Help Wanted: 1199’s job fair
Health care union 1199-SEIU held a job fair on July 31 at its Manhattan headquarters that attracted some 150 job-seekers, about half of them not currently union members, and most of them unemployed. The turnout was “substantial,” said Rosa Mejita, director of the union’s employment center. She added that the event offered a snapshot of the health care employment picture, with only a small showing of in-demand social workers, lab techs and respiratory therapists.
The event was open to the public because the union does not currently have a large pool of laid-off union members—despite hospital closings and downsizings. The union performed the screenings. About half of the job-seekers were asked to return for longer interviews, after which they will be matched with potential employers.

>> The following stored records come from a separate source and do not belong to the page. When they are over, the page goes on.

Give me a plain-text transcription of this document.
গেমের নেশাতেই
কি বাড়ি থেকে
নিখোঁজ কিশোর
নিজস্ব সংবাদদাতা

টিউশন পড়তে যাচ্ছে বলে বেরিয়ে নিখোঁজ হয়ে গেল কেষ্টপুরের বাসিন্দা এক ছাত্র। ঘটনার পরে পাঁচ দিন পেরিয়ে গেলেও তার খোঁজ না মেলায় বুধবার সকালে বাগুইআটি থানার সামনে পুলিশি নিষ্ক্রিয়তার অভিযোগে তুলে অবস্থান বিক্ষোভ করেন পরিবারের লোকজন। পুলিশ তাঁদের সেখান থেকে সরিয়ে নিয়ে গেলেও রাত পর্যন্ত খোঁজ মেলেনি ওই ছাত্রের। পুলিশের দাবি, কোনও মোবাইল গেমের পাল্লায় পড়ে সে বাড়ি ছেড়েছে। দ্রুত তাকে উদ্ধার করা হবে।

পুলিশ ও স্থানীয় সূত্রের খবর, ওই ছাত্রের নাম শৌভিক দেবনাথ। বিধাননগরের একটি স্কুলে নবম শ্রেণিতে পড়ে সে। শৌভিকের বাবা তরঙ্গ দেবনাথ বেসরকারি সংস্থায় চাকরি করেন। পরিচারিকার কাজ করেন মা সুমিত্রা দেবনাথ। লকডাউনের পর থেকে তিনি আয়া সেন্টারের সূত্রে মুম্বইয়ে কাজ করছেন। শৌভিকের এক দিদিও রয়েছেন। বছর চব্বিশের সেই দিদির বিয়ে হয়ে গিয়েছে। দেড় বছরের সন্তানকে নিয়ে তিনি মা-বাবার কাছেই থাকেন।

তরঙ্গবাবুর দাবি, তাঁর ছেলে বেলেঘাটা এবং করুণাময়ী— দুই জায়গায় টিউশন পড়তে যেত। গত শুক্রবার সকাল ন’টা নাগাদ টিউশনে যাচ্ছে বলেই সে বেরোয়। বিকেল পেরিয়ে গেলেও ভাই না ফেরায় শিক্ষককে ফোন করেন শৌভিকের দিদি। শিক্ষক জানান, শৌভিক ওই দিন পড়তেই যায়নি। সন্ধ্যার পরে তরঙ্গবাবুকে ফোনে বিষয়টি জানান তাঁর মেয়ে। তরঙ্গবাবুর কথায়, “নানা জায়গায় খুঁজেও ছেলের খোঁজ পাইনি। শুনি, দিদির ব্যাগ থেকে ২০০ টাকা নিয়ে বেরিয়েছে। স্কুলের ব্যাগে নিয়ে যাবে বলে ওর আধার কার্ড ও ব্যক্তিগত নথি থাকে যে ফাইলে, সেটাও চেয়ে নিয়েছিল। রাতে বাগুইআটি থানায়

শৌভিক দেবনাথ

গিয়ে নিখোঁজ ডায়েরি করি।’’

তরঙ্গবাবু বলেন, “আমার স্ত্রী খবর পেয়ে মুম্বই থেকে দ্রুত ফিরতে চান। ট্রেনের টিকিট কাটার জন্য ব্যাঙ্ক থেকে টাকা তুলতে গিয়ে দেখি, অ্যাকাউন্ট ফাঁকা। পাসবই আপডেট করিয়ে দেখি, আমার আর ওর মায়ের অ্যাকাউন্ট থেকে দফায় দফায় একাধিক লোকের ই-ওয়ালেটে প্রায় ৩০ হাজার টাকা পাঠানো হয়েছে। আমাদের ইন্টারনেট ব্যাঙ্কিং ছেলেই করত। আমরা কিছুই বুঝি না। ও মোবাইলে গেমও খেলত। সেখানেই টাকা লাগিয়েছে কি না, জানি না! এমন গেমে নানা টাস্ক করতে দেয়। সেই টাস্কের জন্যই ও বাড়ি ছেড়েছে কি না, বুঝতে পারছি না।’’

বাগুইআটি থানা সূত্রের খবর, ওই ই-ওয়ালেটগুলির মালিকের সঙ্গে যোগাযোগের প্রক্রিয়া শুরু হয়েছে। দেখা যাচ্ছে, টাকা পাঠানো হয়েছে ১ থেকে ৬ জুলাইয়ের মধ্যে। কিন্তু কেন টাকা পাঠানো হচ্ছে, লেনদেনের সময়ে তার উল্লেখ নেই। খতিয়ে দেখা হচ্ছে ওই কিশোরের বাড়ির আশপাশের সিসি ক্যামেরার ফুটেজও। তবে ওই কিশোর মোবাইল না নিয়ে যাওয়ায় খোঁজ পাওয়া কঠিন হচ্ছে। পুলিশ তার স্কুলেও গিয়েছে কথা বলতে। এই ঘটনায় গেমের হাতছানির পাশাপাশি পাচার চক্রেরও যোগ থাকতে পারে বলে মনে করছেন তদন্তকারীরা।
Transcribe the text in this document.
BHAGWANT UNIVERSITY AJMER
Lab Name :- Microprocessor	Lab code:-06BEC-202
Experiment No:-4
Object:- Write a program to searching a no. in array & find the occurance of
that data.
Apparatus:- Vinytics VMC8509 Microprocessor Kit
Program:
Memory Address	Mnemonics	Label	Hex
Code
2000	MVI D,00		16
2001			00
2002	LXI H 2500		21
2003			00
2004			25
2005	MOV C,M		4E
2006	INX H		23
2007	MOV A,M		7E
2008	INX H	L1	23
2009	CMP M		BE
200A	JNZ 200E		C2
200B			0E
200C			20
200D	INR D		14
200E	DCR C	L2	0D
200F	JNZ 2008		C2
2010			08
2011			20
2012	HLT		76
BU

Many of the rejected hopefuls lacked recent job experience or proper credentials and licensing, Ms. Mejita said. “It can be a Catch-22 situation for people who just graduated or haven’t worked for a while,” she added. “Employers mostly want people who were just in the workplace months ago.”
Although there is a shortage of respiratory therapists, for example, one applicant had not worked for 20 years. She will be hard to place, Ms. Mejita said.
Another hurdle for some unemployed workers is that job qualifications have changed in their fields. Substance-abuse counseling jobs once were open to recovering addicts, regardless of education. “Now they want them to have a master’s degree,” she said.